Other tracts in the dorsolateral funiculus and the dorsal columns also convey nociceptive information (Fig. 5.5). The spinocervical tract (SCT) originates from laminae III and IV at all levels of the cord where neurons respond predominantly to tactile stimuli, but some are activated by noxious stimuli. The axons project ipsilaterally in the dorsolateral funiculus to the lateral cervical nucleus, located just ventrolateral to the dorsal horn in segments C1–C3. The lateral cervical nucleus is quite small in the primate (Mizuno et al 1967), and may be present in some humans, although it is possible that the nucleus may not be distinctly separate from the dorsal horn in some cases (Ha & Morin 1964; Kircher & Ha 1968; Truex et al 1965). Most of the neurons in the lateral cervical nucleus cross the midline in the ventral white commissure and ascend in the medial lemniscus to midbrain nuclei and to the thalamus.
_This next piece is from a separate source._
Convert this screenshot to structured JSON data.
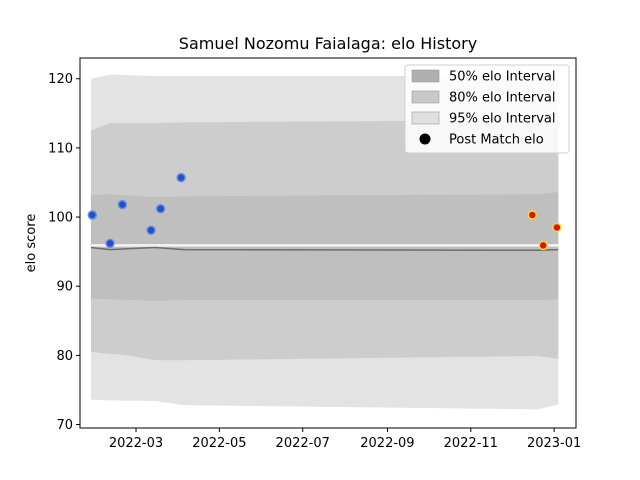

The dorsal column-medial lemniscal system consists of branches of primary afferent fibres conveying tactile and proprioceptive information, as well as the axons of neurons in laminae IV–VI. There are also unmyelinated primary afferent fibres that synapse in the dorsal column nuclei, presumably arising from nociceptors (Patterson et al 1990). In addition, there is a visceral pain pathway ascending in the dorsal column (Al-Chaer et al 1998; Hirschberg et al 1996; Willis et al 1999). The medially located fasciculus gracilis contains a representation of the lower part of the trunk and lower extremity, whereas the fasciculus cuneatus lateral to it contains a representation of the upper part of the trunk and the upper extremity. This tract projects to the dorsal column nuclei in the medulla, from which axons ascend in the medial lemniscus to the thalamus. The sensory representation in the dorsal column nuclei is somatotopic with caudal parts of the body represented medially in the nucleus gracilis and the rostral regions laterally in the nucleus cuneatus. The trunk representation is in a region between the two nuclei. The distal extremities are represented dorsally and the proximal body ventrally (Johnson et al 1968).